All three major U.S. financial indexes moved significantly higher in 2023, a welcome turnaround from the steep losses incurred in 2022. Year to date, the Dow Jones Industrial Average is up 12%, the S&P 500 increased 23%, and the Nasdaq Composite jumped 41%.

While the markets as a whole improved and valuations escalated, several individual stocks lagged, creating some buying opportunities in the market. PayPal Holdings (PYPL 2.90%) and SolarEdge Technologies (SEDG 2.81%) look particularly compelling at their current valuations, and both stocks are widely accessible at less than $100 per share.

Here's what investors should know about these two growth stocks.

1. PayPal Holdings

Fintech company PayPal grew at a steady pace in the third quarter. Revenue increased 8% year over year to $7.4 billion and non-GAAP net income climbed 14% to $1.4 billion as the company continued to focus on cost control. But CEO Alex Chriss, who took the reins from Dan Schulman in September, sees room to make PayPal leaner, more focused, and more profitable.

The company plans to sell its reverse logistics subsidiary Happy Returns to UPS while leaning into product development and innovation in areas where it has a strong market presence and a substantial competitive advantage -- namely, digital wallets for consumers and checkout solutions for merchants. Those assets form the crux of the investment thesis for PayPal.

Specifically, most payment service providers work exclusively with merchants, but PayPal offers financial services to merchants and consumers, meaning it has a deeper understanding of consumer habits. It uses that data to surface shopper insights, improve authorization rates, and prevent fraud for merchants. CFO Gabrielle Rabinovitch says PayPal has the lowest loss rates and best authorization rates in the industry

The upshot of those advantages is that PayPal is the most accepted digital wallet in North America and Europe, and the leader in online payment processing with a 41% market share, according to Statista. In that context, PayPal should grow in lockstep (at a minimum) with retail e-commerce sales, a market forecasted to increase at 7.6% annually through 2030.

Benchmarking PayPal to the broader online retail industry leaves room for upside if the company gains traction in physical retail, something it aims to do with the Venmo credit and debit cards. But even if PayPal merely matches the 7.6% annual growth in retail e-commerce, its current valuation of 2.3 times sales looks cheap, especially when the five-year average is 7.6 times sales. That's why this growth stock is a no-brainer buy.

2. SolarEdge Technologies

SolarEdge had a dismal third quarter as demand for solar energy products nosedived due to high interest rates. Revenue dropped 13% year over year to $725 million and the company reported a GAAP loss of $61 million, down from a profit of $25 million in the prior year.

Management expects similar results while distributors work through inventory backlog in the coming quarters. However, weak near-term guidance does not change the long-term investment thesis. Renewable energy is inevitable, and SolarEdge is well-positioned to benefit as the solar industry expands in the years ahead.

SolarEdge primarily provides solar inverters, power optimizers, and monitoring software to residential and commercial customers. Inverters change direct current (DC) electricity into usable alternating current (AC) electricity, and power optimizers maximize the energy production per panel by mitigating problems related to partial shading and manufacturing intolerance.

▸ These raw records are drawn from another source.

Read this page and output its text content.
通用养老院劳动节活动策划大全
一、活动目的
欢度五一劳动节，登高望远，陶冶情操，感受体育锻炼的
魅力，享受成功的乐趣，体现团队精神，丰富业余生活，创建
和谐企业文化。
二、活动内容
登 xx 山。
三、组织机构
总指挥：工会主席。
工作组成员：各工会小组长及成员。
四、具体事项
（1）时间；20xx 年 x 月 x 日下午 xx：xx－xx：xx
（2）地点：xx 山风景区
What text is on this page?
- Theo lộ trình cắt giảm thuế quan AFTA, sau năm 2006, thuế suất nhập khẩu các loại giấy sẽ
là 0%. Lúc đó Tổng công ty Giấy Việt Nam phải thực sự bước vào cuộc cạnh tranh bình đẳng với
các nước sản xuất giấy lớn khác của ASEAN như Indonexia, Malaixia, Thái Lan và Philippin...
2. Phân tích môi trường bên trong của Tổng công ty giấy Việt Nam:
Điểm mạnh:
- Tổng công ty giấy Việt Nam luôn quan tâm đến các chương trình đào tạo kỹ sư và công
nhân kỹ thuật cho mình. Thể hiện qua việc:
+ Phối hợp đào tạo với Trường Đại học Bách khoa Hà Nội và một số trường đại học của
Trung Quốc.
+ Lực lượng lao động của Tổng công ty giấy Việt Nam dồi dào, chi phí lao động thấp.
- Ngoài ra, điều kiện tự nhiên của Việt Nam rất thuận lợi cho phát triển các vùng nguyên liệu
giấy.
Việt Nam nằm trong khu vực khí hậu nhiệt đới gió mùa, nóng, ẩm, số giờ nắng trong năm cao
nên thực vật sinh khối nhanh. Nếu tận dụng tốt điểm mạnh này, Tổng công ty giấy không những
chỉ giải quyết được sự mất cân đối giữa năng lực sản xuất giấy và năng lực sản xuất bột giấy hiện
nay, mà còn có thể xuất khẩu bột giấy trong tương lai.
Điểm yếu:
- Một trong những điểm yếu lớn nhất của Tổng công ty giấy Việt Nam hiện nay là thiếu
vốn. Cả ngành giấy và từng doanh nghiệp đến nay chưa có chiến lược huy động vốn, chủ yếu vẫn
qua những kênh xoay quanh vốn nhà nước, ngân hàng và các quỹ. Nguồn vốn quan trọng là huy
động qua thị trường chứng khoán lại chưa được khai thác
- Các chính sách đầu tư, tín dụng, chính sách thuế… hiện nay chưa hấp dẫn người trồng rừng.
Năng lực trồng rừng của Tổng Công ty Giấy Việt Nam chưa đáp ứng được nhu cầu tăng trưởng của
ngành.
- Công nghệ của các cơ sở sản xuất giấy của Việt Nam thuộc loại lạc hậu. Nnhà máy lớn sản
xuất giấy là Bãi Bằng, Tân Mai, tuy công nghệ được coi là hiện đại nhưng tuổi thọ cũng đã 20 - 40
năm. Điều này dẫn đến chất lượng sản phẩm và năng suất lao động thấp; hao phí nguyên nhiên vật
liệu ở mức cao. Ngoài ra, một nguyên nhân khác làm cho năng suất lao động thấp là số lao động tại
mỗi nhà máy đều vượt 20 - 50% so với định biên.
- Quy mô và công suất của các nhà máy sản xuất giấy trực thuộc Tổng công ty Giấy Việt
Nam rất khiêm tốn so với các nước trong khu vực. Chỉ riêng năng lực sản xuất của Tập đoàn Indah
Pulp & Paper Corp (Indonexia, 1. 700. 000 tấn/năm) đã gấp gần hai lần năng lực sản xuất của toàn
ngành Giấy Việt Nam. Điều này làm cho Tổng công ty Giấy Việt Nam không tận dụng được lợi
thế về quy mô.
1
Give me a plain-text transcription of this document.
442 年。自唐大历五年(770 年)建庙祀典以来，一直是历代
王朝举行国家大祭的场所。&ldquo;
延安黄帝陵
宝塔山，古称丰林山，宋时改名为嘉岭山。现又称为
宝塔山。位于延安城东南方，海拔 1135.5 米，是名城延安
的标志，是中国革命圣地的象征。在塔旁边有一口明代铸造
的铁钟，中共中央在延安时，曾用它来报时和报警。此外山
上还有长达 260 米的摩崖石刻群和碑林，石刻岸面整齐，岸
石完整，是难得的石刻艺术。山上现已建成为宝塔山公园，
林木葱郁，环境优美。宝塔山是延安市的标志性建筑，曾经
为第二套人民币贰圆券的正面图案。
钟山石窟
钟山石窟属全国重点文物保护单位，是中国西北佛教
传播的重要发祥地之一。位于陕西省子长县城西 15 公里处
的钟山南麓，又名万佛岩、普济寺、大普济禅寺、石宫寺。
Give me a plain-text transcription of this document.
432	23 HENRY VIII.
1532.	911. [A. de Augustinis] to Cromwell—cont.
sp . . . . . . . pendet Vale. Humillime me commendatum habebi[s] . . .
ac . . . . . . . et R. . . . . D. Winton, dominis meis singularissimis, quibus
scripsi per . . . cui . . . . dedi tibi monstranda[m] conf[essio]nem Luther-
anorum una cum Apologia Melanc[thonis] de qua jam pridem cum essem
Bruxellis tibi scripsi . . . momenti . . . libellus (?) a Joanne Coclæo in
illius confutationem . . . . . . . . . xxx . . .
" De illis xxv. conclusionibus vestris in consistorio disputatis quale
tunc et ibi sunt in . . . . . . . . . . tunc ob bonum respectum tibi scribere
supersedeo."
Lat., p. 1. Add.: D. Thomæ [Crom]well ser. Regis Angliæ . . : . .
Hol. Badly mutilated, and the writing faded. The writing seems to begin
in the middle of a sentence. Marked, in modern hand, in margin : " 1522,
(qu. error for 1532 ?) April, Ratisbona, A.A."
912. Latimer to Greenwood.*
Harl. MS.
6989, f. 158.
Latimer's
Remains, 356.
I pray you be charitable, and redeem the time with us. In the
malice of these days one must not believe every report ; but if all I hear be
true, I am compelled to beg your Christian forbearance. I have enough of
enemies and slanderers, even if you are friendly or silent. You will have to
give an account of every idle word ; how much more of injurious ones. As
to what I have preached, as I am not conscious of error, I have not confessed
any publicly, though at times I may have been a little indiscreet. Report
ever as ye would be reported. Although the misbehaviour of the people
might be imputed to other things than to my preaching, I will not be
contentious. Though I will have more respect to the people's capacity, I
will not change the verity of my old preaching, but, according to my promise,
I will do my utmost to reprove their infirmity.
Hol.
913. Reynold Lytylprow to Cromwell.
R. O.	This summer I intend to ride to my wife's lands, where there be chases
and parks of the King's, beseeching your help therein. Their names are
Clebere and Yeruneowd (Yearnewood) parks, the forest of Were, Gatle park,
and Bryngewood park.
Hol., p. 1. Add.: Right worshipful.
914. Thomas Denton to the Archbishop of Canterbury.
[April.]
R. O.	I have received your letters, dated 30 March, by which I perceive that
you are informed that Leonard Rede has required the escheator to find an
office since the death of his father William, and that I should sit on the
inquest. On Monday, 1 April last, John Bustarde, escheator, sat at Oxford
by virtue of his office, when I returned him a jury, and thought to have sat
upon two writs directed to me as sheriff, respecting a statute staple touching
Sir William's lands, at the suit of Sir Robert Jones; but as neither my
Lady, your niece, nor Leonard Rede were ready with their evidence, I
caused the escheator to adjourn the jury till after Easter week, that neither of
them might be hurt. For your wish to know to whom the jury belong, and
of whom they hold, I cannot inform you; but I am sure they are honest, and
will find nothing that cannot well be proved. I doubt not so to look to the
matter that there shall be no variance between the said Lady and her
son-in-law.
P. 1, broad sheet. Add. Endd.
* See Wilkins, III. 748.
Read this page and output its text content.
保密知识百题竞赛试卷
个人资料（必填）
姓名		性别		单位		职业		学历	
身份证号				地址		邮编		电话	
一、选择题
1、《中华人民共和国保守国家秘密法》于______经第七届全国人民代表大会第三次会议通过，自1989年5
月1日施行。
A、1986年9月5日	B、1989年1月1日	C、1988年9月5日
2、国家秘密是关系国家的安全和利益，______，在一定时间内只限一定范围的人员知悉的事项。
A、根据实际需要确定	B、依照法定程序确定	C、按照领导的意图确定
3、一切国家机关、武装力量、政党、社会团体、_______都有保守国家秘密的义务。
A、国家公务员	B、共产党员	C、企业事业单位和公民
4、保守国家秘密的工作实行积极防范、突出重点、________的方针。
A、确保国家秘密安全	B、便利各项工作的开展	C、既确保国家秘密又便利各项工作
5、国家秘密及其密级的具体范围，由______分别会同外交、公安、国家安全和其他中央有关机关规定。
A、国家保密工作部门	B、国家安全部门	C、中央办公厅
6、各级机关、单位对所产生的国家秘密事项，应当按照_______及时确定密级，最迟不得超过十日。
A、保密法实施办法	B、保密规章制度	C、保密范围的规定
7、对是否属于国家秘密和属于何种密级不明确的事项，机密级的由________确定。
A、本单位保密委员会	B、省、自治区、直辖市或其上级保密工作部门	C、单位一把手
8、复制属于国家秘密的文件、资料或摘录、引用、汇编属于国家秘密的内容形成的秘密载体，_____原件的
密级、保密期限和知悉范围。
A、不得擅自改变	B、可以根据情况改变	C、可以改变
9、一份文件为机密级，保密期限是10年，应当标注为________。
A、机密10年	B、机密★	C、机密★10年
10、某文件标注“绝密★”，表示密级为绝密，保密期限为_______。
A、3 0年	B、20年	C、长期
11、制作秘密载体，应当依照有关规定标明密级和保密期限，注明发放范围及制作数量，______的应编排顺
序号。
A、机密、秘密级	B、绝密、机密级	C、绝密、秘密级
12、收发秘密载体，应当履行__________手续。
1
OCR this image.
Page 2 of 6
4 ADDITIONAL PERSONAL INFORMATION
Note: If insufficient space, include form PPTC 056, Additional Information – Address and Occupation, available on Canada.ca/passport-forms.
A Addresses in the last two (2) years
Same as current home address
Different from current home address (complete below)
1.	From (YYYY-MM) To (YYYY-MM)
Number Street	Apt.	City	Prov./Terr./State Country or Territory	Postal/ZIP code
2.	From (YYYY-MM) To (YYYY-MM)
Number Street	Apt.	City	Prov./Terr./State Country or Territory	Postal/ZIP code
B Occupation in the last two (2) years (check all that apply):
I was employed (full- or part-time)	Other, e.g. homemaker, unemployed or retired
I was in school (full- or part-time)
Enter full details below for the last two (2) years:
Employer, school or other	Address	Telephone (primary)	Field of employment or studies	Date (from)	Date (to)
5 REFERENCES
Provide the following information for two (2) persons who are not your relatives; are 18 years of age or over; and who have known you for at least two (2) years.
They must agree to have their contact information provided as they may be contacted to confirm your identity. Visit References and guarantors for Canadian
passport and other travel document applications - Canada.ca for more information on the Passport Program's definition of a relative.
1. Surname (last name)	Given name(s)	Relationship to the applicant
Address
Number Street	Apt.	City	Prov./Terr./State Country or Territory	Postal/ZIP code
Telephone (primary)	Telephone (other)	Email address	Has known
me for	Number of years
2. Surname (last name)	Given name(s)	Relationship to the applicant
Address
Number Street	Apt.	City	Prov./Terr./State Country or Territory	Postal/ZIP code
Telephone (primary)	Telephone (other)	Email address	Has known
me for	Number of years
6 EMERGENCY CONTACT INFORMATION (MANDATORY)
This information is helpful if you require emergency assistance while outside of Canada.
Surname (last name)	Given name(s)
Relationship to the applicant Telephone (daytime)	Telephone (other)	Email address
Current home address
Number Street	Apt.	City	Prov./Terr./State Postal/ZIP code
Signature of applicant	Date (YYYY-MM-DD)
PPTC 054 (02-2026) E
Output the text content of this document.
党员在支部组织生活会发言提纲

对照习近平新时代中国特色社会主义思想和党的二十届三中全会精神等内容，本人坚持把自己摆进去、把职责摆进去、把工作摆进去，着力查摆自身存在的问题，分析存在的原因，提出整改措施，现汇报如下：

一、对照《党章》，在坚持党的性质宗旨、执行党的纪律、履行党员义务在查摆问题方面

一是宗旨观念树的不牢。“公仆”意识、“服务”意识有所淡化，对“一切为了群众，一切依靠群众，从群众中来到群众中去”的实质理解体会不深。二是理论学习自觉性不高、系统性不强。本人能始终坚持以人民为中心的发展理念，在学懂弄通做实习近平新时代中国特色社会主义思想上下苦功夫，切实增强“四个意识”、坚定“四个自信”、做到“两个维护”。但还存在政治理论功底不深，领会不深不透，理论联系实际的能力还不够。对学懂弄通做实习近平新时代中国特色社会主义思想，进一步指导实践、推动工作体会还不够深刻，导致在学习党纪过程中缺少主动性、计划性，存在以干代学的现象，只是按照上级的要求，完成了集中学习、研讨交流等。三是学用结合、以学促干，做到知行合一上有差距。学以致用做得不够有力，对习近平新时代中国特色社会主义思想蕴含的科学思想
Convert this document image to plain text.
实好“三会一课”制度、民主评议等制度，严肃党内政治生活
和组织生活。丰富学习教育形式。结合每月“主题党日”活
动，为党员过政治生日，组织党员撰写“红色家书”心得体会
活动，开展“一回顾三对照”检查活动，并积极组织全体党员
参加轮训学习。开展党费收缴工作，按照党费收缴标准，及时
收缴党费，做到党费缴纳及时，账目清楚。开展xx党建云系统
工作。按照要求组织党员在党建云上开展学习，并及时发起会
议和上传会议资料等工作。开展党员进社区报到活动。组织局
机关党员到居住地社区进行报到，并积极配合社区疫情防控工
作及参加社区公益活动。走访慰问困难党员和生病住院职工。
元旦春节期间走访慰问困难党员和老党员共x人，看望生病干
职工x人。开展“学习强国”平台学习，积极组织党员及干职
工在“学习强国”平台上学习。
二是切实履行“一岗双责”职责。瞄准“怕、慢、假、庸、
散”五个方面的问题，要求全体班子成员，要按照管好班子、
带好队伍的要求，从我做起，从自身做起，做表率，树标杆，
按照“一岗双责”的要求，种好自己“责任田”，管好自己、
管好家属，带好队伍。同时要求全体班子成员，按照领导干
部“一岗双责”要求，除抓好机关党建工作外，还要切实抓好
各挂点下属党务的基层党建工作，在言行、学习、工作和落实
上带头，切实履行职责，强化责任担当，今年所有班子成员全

The SolarEdge brand carries weight with its customers (distributors and installers). The company revolutionized the solar industry when it brought the first power optimizer to market about two decades ago, and it has since evolved into the second-largest manufacturer of solar inverters in the world (and the largest outside of China).

Beyond those markets, SolarEdge has branched into the adjacent areas of energy storage (batteries), electric vehicle (EV) chargers, and energy management software. For instance, the company introduced a new storage system and EV management software for commercial customers earlier this year. Those solutions integrate with existing products to extend the functionality of the SolarEdge platform, broadening its addressable market.

On that note, the solar inverter market is forecasted to increase at 4.5% annually through 2031, and the solar battery market is projected to increase at 15.5% annually through 2030, according to Straits Research. Meanwhile, the power optimizer market is forecasted to grow at 13.4% annually, according to Precedence Research.

SolarEdge will probably land somewhere in the middle, meaning the company has a great shot at high-single-digit or even low-double-digit revenue growth through the end of the decade. Indeed, Morningstar analysts expect revenue to grow at 10% annually over the next five years, and Morgan Stanley analysts expect revenue to grow at 9% annually over the next decade.

In that context, its current valuation of 1.6 times sales looks cheap, especially when the five-year average is 5.8 times sales. That's why this growth stock is a no-brainer buy.